GitOps makes desired state visible.

Secret management asks: visible to whom?

Sebelumnya kita sudah membahas beberapa model secret delivery:

  • environment variable;
  • mounted file;
  • runtime API fetch;
  • Vault;
  • AWS Secrets Manager;
  • Azure Key Vault;
  • Google Secret Manager;
  • External Secrets Operator.

Sekarang kita masuk ke problem yang sering muncul ketika tim sudah memakai GitOps:

Bagaimana menyimpan desired state aplikasi di Git
tanpa menyimpan secret mentah di Git?

Ini bukan pertanyaan kosmetik. Git adalah sistem audit yang bagus, tetapi Git juga sangat sulit “melupakan” data yang sudah pernah commit. Jika secret mentah masuk ke repo, problemnya bukan hanya pull request saat ini. Problemnya adalah:

  • commit history;
  • fork;
  • local clone;
  • CI log;
  • artifact cache;
  • backup Git server;
  • mirror repository;
  • secret scanner false sense of safety;
  • rotation emergency;
  • audit exposure.

Part ini membahas tiga pendekatan umum:

  1. SOPS — encrypted secret files di Git.
  2. Sealed Secrets — encrypted Kubernetes Secret yang hanya bisa dibuka controller di cluster target.
  3. GitOps Secret Delivery Pattern — bagaimana memilih dan mengoperasikan secret delivery secara production-grade.

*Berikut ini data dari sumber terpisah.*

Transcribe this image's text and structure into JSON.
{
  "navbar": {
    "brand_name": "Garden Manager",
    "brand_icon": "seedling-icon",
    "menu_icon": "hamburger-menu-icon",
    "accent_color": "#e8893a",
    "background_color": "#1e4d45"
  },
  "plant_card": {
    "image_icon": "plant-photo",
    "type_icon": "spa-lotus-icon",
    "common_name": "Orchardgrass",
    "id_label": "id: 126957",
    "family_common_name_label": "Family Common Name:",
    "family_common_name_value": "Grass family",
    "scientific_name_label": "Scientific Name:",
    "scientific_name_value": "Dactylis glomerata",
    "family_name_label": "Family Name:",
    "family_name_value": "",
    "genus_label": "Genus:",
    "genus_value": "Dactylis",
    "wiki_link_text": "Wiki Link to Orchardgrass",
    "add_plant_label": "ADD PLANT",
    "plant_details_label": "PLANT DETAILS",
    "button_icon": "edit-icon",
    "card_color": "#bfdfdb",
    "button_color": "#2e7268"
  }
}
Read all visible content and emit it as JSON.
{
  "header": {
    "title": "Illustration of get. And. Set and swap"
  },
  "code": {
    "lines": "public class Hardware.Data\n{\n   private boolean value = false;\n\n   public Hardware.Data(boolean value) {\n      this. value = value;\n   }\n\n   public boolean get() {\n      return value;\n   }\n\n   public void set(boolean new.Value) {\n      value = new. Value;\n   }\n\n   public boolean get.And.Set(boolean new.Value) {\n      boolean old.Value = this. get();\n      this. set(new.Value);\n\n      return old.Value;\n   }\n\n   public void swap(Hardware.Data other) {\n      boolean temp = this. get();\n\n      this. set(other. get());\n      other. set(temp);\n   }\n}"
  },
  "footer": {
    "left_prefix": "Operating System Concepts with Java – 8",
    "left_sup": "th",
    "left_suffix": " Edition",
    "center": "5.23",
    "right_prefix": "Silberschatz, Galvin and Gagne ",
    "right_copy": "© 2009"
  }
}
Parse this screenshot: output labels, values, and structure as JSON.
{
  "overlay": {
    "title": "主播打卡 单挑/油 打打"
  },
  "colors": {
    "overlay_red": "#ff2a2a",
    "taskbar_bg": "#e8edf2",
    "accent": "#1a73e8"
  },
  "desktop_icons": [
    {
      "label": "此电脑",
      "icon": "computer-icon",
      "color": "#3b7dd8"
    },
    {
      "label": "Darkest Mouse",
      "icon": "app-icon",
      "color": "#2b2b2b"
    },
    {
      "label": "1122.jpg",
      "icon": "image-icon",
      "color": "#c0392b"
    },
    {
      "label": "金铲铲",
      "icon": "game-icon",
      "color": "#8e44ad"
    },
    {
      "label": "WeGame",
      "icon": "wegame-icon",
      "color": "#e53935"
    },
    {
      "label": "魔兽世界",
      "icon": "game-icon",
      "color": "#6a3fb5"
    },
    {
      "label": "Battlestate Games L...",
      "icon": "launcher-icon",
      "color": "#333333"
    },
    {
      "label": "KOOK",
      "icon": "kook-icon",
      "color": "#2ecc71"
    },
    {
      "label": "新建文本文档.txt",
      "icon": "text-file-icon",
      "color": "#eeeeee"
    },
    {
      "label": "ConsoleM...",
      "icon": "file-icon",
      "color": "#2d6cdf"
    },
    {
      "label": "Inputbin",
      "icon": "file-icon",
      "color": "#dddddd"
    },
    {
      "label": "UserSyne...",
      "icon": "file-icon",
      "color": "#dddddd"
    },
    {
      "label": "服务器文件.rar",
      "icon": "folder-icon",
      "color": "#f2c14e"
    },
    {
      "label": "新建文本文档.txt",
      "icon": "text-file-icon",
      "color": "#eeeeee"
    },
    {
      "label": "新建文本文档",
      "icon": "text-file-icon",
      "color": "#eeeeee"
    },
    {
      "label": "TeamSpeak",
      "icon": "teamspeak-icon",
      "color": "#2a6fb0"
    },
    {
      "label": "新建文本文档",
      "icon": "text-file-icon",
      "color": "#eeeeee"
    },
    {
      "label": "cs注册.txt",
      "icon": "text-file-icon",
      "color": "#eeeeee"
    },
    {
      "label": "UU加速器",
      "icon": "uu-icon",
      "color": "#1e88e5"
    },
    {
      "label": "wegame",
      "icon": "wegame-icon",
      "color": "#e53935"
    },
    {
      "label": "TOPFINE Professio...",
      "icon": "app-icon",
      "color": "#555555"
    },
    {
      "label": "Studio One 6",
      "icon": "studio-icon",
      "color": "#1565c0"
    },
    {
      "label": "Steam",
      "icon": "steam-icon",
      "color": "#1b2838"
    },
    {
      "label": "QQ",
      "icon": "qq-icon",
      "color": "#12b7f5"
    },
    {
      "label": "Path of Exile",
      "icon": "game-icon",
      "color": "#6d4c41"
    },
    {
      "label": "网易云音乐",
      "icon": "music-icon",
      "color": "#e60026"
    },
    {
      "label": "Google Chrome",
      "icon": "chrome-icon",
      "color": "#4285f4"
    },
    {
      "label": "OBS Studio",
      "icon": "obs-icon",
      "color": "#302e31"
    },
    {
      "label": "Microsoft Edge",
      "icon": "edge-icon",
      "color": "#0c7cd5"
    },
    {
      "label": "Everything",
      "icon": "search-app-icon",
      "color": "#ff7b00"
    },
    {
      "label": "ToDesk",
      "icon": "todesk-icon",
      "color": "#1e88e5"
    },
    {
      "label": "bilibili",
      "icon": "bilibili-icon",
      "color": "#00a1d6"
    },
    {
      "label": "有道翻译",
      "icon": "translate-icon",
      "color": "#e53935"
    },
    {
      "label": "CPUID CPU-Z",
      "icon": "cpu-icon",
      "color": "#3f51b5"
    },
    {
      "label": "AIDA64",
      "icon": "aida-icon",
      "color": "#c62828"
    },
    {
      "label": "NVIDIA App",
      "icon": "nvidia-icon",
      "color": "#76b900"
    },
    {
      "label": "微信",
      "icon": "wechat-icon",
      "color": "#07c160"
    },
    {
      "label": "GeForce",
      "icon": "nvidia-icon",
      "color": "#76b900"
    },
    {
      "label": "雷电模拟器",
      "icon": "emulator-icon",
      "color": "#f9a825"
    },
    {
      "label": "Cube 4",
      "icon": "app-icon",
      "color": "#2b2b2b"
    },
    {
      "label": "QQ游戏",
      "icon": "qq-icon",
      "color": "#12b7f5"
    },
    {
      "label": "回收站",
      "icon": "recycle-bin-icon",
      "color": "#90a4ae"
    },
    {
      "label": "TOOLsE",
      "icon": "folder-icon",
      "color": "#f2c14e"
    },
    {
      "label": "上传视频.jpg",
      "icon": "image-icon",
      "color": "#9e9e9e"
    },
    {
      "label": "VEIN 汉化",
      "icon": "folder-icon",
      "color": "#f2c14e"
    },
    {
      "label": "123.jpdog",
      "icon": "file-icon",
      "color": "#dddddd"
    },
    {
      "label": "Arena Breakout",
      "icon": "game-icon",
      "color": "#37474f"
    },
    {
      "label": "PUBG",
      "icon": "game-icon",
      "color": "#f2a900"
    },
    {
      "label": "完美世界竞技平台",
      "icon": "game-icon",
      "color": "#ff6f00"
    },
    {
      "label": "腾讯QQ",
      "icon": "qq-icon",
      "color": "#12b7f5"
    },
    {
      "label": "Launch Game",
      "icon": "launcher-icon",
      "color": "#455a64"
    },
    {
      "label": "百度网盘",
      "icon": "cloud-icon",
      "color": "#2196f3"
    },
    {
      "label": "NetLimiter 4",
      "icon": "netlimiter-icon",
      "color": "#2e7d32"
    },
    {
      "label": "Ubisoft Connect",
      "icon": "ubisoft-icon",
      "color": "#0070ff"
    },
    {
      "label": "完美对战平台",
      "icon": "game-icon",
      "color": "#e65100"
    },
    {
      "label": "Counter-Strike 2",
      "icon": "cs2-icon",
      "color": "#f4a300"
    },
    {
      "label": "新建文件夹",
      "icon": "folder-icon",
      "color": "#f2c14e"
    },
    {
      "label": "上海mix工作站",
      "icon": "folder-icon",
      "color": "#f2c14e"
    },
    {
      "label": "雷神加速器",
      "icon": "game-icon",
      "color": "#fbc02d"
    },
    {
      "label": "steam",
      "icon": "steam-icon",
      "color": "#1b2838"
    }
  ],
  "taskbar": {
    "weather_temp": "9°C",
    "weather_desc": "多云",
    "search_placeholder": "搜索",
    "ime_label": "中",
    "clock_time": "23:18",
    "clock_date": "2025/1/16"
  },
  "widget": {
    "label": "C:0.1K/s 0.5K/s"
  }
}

Kita akan tetap memakai prinsip dari part sebelumnya:

Secret in GitOps is not only encryption problem.
It is ownership, authorization, rotation, audit, blast radius,
and runtime consumption problem.

1. Problem Space

GitOps biasanya ingin semua desired state ada di Git:

repo
├── apps
│   └── evidence-service
│       ├── deployment.yaml
│       ├── service.yaml
│       ├── configmap.yaml
│       └── secret.yaml
└── clusters
    └── prod
        └── kustomization.yaml

Untuk ConfigMap, ini relatif aman karena ConfigMap adalah non-sensitive config.

Untuk Secret, file seperti ini berbahaya:

apiVersion: v1
kind: Secret
metadata:
  name: evidence-db
type: Opaque
stringData:
  username: evidence_user
  password: "super-secret-password"

Bahkan jika memakai data: base64:

data:
  password: c3VwZXItc2VjcmV0LXBhc3N3b3Jk

Itu bukan encryption. Base64 hanya encoding. Siapa pun yang bisa membaca manifest bisa decode.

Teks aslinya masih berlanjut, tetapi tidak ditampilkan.